25 Mart 2012 Pazar

Boş mu verelim dünyaya?

Sor sor devamı gelmiyor nedense bu tip cümlelerimizin. Sabah kalkarsın çalar saat ile. Yeryüzündeki düşmana muhtaç olmak dedikleri bu olsa gerek. Çalar saatten nefret ederiz, hem de ona muhtacız. İnsan değerli bir varlıktır, kendi değerini hesaplamaya kalksa ömrü yetmez. Geçici olmayan bir şey bulamıyor, en çıkılmaz denilen girdaplardan çıkıyor, en tırmanılmaz dediği tepelere çıkabiliyor insan. İnsan kendini bir anlasa, bir anlasa… Neler yapabileceğini bir anlasa o zaman dünya ne hale gelir tahmin bile edemezsiniz. 

Ömrü boyunca aklını doldurmaya çalışsa da buna gücü yetmez, o denli geniş ve büyüktür insanın aklı. Kendisinin farkında olmayan, yaptığı rutinleşmiş işinden başka bir şey bilmeyeceğine inanan.

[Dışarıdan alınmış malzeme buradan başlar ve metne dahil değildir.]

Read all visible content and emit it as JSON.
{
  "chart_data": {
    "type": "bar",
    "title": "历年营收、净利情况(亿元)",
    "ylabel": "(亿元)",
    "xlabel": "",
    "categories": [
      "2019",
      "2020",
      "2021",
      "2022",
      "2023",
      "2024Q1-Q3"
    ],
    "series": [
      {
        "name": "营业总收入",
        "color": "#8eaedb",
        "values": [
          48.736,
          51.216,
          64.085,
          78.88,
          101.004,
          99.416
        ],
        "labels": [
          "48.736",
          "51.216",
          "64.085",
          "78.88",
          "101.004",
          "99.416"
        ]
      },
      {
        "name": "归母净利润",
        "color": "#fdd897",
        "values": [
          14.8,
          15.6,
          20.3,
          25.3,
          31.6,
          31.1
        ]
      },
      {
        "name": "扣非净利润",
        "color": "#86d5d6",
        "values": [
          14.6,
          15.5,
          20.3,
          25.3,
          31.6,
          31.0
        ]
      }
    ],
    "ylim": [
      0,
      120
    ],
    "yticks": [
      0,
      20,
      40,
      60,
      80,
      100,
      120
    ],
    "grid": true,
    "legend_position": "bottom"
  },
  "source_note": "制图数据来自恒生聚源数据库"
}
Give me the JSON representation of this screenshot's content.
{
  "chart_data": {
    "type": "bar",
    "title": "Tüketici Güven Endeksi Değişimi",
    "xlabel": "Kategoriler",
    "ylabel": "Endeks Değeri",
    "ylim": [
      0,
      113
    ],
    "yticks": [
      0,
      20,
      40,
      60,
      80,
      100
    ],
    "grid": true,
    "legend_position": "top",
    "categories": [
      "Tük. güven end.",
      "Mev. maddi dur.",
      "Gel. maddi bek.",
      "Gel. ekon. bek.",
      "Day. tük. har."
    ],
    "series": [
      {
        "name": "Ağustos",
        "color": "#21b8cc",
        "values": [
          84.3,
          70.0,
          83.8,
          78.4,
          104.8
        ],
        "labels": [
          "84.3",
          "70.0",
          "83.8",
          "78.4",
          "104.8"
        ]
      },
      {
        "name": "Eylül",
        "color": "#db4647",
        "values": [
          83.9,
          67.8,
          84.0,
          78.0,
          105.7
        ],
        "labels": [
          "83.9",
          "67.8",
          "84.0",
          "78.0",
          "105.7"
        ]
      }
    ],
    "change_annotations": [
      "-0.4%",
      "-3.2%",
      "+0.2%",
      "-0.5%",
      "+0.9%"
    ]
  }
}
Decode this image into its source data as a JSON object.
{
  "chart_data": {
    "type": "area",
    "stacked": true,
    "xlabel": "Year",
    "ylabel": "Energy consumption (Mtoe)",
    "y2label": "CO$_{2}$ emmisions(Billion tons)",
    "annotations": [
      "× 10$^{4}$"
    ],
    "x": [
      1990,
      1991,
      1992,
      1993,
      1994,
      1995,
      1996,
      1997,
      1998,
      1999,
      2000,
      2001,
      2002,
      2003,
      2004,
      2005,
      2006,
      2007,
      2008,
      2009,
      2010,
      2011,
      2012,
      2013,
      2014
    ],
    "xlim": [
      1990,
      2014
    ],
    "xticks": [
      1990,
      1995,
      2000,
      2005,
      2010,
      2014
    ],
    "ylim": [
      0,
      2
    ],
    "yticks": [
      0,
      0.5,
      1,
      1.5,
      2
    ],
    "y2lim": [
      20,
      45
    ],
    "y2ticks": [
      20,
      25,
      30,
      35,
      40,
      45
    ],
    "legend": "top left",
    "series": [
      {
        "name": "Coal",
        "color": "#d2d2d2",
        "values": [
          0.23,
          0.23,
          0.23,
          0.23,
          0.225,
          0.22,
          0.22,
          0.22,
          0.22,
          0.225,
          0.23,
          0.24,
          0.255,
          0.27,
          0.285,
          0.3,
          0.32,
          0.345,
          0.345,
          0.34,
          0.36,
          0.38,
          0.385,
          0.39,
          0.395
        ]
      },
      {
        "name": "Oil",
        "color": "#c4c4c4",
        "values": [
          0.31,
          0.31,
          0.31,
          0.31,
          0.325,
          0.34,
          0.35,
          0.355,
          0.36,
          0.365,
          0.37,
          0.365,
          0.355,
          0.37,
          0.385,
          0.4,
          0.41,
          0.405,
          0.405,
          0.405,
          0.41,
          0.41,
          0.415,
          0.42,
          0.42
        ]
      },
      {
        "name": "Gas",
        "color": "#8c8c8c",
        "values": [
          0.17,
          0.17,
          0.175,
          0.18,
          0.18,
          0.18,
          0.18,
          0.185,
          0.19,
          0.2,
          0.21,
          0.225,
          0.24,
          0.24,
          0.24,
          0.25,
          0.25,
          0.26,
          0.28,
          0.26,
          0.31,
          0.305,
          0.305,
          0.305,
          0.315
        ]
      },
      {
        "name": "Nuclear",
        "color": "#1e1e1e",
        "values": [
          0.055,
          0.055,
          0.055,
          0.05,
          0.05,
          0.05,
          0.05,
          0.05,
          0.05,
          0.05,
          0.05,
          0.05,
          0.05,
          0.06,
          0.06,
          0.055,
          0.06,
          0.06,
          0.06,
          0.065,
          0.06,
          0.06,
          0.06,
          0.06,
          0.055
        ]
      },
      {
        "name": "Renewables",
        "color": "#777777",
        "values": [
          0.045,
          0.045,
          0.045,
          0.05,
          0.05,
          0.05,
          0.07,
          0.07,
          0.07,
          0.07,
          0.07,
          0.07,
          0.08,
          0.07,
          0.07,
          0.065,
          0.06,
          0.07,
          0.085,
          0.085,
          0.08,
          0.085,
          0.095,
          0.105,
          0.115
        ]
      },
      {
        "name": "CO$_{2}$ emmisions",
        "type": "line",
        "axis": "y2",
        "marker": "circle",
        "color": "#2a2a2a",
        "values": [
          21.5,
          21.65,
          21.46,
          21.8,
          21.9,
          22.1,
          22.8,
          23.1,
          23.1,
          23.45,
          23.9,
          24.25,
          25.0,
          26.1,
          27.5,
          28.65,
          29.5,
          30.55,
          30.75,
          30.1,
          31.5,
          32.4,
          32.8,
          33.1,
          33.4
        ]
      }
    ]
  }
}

Böyle gelmiş, böyle gider klişesiye kendi hayatını kolayca berbat eden, yeri geldiğinde bir filozof kadar düşünceli hareket eden varlıktır insan. “Kendi kıymetini ne zaman mı anlar?” İki şekilde, birincisi hastalıktadır; Hastalık insanın aklını başına getiren en gerekli şeylerden biridir. “Hayat kısa, ölüm her an başucunda, nereye gidiyorsun, dur bi soluklan, bir fincan nane limon iç” diyor bize. Hastalık: Hayat yolunda ilerlerken, bir uzun yol otobüsünün belirli dinlenme tesislerinde durması gibi bir durumdur. Kişinin kendi aklını toparlamasını sağlar. Bu durumdan şikâyet etmeyenimiz yoktur. Aklını başına getirir insanın ama kısa bir süreliğine… Yataktan kalktıktan sonra bir gün geçmeden eski haline döner insan. İkincisi de ölümüne yakın zamanlardır; Çocuksu bir ruh yerleşir bedenine, küser, darılır, en ufak bir şeyde naralar atar, aradan beş dakika geçer yine yüzünün güldüğüne şahit olursunuz. Aklı başına gelir; asıl ne yapacağını bildiği zamandır. Bacakları tutmaz, kollar kalkmaz. 

Yıllar önce çalıştığım bir işyerinin karşı tarafında ihtiyar bir usta vardı. İstanbul gibi bir yerde onlarca evi, arabaları, yazlığı ve dükkanları olmasına rağmen sabah erkenden gelir, dükkanını açar ve çayını bizzat kendisi demlerdi. O zamanlar 18 yaşımdayım. Arada bir on çayında dükkanın kapısının önünde otururduk ve yanımıza gelir sohbet ederdi bizimle. Bana bir şey söylemişti, hala aklımdadır. “Şu andaki aklım ile hiçbir evim, arabalarım, dükkanlarım olmasaydı, sadece senin yaşında olsaydım. İki seneye kalmaz şu andaki sahip olduğum her şeye sahip olurdum.” demişti. 

Bir delikanlı gibi çalışıyor, zekice davranıyor ve elinden hiçbir iş kurtulmuyordu. Geriye baktığımız zaman hayatı anlamış, görmüş insanların nasihatlerini, paylaştıkları fikirleri yaşımız ilerledikten sonra anlıyoruz. İlk anlatıldığında kulağımızın ardına atıyoruz orada kalıyor. Anlamamız gerektiği zaman yolumuza çıkıyor, kendimizi onu duymaya mecbur hissediyoruz. Hüzün biter, alışkanlıklar biter, sevgi bitmez, mutluluğu birçoğu para ile alacağını düşündüğünden mutsuzluklarını parasız olduklarına bağlarlar. Yaşam kısa, öğrenecek çok şey var. Mutlu olmak zor değil. Kendimizi en çok kaybettiğimiz zaman kendimize bir iyilik yapalım, bir çocuğu sevindirdiğimiz anda kafasını ellerimizin arasına alıp o ışıltılı gözlerine bakalım. O zaman fark ederiz nerelerde neleri eksik bıraktığımızı…

Servet Saygınoğlu – Boş mu verelim dünyaya?